System literasi demokrasi dan politik Indonesia akhir-akhir ini kian akut. Salah satu contoh kejanggalan kebijakan pemerintahan atau wacana politik ekonomi pada dekade terakhir adalah penetapan kebijakan UU Omnibus Law di tengah pusaran inflasi administrasi, inflasi ekonomi nasional baik makro dan mikro serta inflasi lokal maupun inflasi daerah.
Kebijakan berdaya melumpuhkan demokrasi mengundang aliansi mahasiswa untuk mendemonstrasi. Masifnya ekonomi politik akomodatif yang membuat koalisi pemerintah begitu gemuk serta semakin memperlihatkan politik kapitalis oligarki.
Pada aras ini, sistem kebijakan politik bukan saja direvitalisasi oleh rezim berkuasa tetapi ada intervensi para oligarki dan kaum bosisme. Pemerintah memberi legitimasi penuh kepada kaum kapitalis oligarki dalam membentuk negara. Itensitasnya hanya dua, geliat mamon dan kekuasaan.
Perkawinan silang opsi kekuasan dan geliat mamon membentuk sebuah ilusinasi destruktif bagi perkembangan bangsa dan negara. Negara bukan lagi berdiri kokoh di atas dasar demokrasi sebagai wadah yang kuat tetapi sontak bertepi di pasir, manakala badai datang, goncanglah sistem demokrasi.
Pemerintah bukan lagi menjadi malaikat pelindung hak dasar warga negara yang mendistribusikan keadilan secara merata. Namun, kerap kali pemerintah menciptakan kericuhan publik karena kebijakan yang tidak berorientasi pada kebaikan rakyat, bonum commune tapi malah demi kepentingan kelompok tertentu, kaum kapitalis.
Atas dasar konsep semu itu, kaum buruh semakin tidak diperhatikan, rakyat dinomorduakan, kebijakan umum direduksi menjadi kepentingan kelompok tertentu. Yang kaya semakin kaya, yang miskin, semakin kian melarat.
Maka demikian, tulang punggung demokrasi ada di tangan para pemuda, kaum muda. Saatnya kaum muda diberikan kesempatan untuk merealisasikan kelebihan, bakat ekstraktif, karakter berjiwa muda dalam menanggapi situasi perpolitikan Indonesia.
Rendahnya literasi politik akan menjadi tanggung jawab kita bersama, elemen masyarakat, para tokoh adat dan agama terlebih khusus kaum berjiwa muda, pemuda. Pemuda sebagai agent of change mesti mendapat tempat dalam mengkonstruksi peradaban dunia baru.
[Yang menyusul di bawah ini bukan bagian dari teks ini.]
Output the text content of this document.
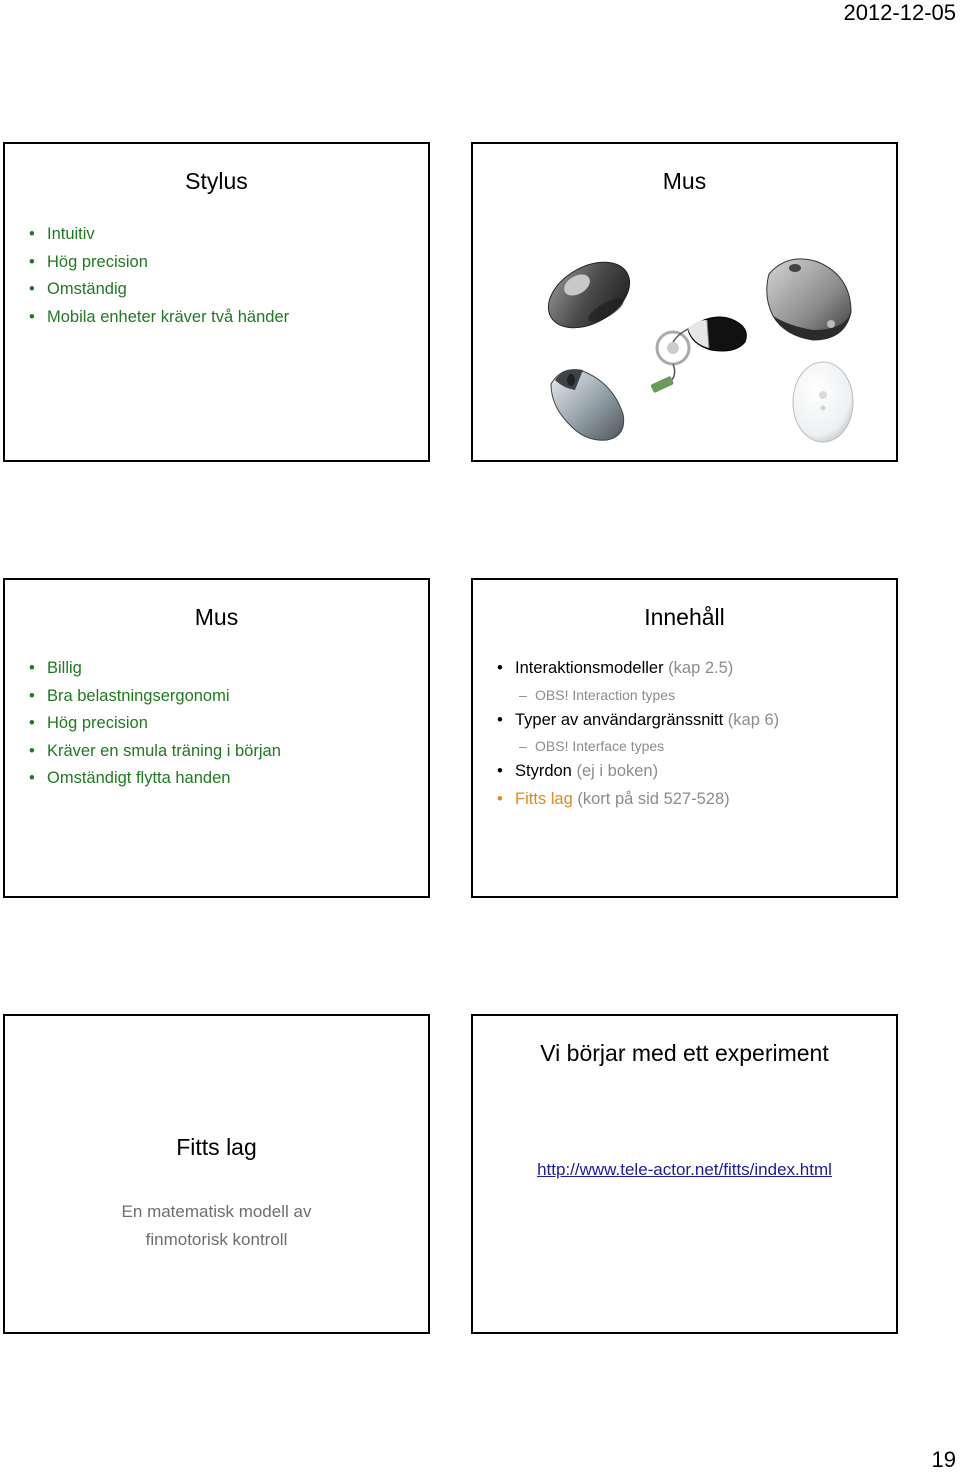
2012-12-05
Stylus
• Intuitiv
• Hög precision
• Omständig
• Mobila enheter kräver två händer
Mus
Mus
• Billig
• Bra belastningsergonomi
• Hög precision
• Kräver en smula träning i början
• Omständigt flytta handen
Innehåll
• Interaktionsmodeller (kap 2.5)
– OBS! Interaction types
• Typer av användargränssnitt (kap 6)
– OBS! Interface types
• Styrdon (ej i boken)
• Fitts lag (kort på sid 527-528)
Fitts lag
En matematisk modell av
finmotorisk kontroll
Vi börjar med ett experiment
http://www.tele-actor.net/fitts/index.html
19
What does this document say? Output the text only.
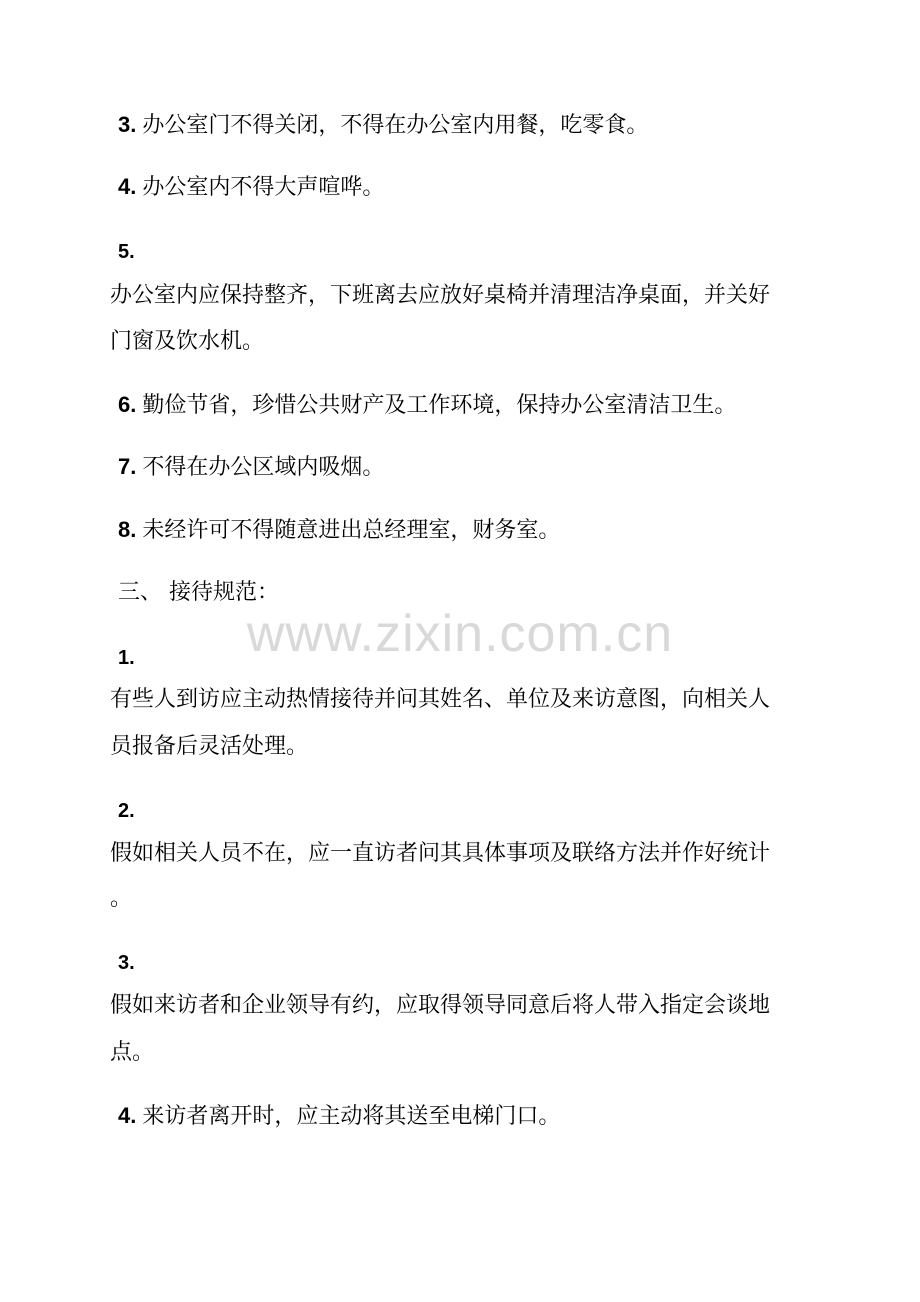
3. 办公室门不得关闭，不得在办公室内用餐，吃零食。
4. 办公室内不得大声喧哗。
5.
办公室内应保持整齐，下班离去应放好桌椅并清理洁净桌面，并关好
门窗及饮水机。
6. 勤俭节省，珍惜公共财产及工作环境，保持办公室清洁卫生。
7. 不得在办公区域内吸烟。
8. 未经许可不得随意进出总经理室，财务室。
三、 接待规范：
www.zixin.com.cn
1.
有些人到访应主动热情接待并问其姓名、单位及来访意图，向相关人
员报备后灵活处理。
2.
假如相关人员不在，应一直访者问其具体事项及联络方法并作好统计
。
3.
假如来访者和企业领导有约，应取得领导同意后将人带入指定会谈地
点。
4. 来访者离开时，应主动将其送至电梯门口。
Pilkada serentak 2020 adalah menjadi momen penting bagi pemuda untuk merealisasikan ketangkasan dan jiwa nasionalisme dalam membentuk mencerdaskan bangsa. Membaca situasi politik, berdiskusi dalam ruang publik adalah jalan yang terbaik menjaga sakralitas demokrasi.
Pemuda adalah harapan bangsa. Pemuda adalah masa depan bangsa. Pemuda adalah bangsa itu sendiri. Berjuanglah untuk mencerdaskan bangsa.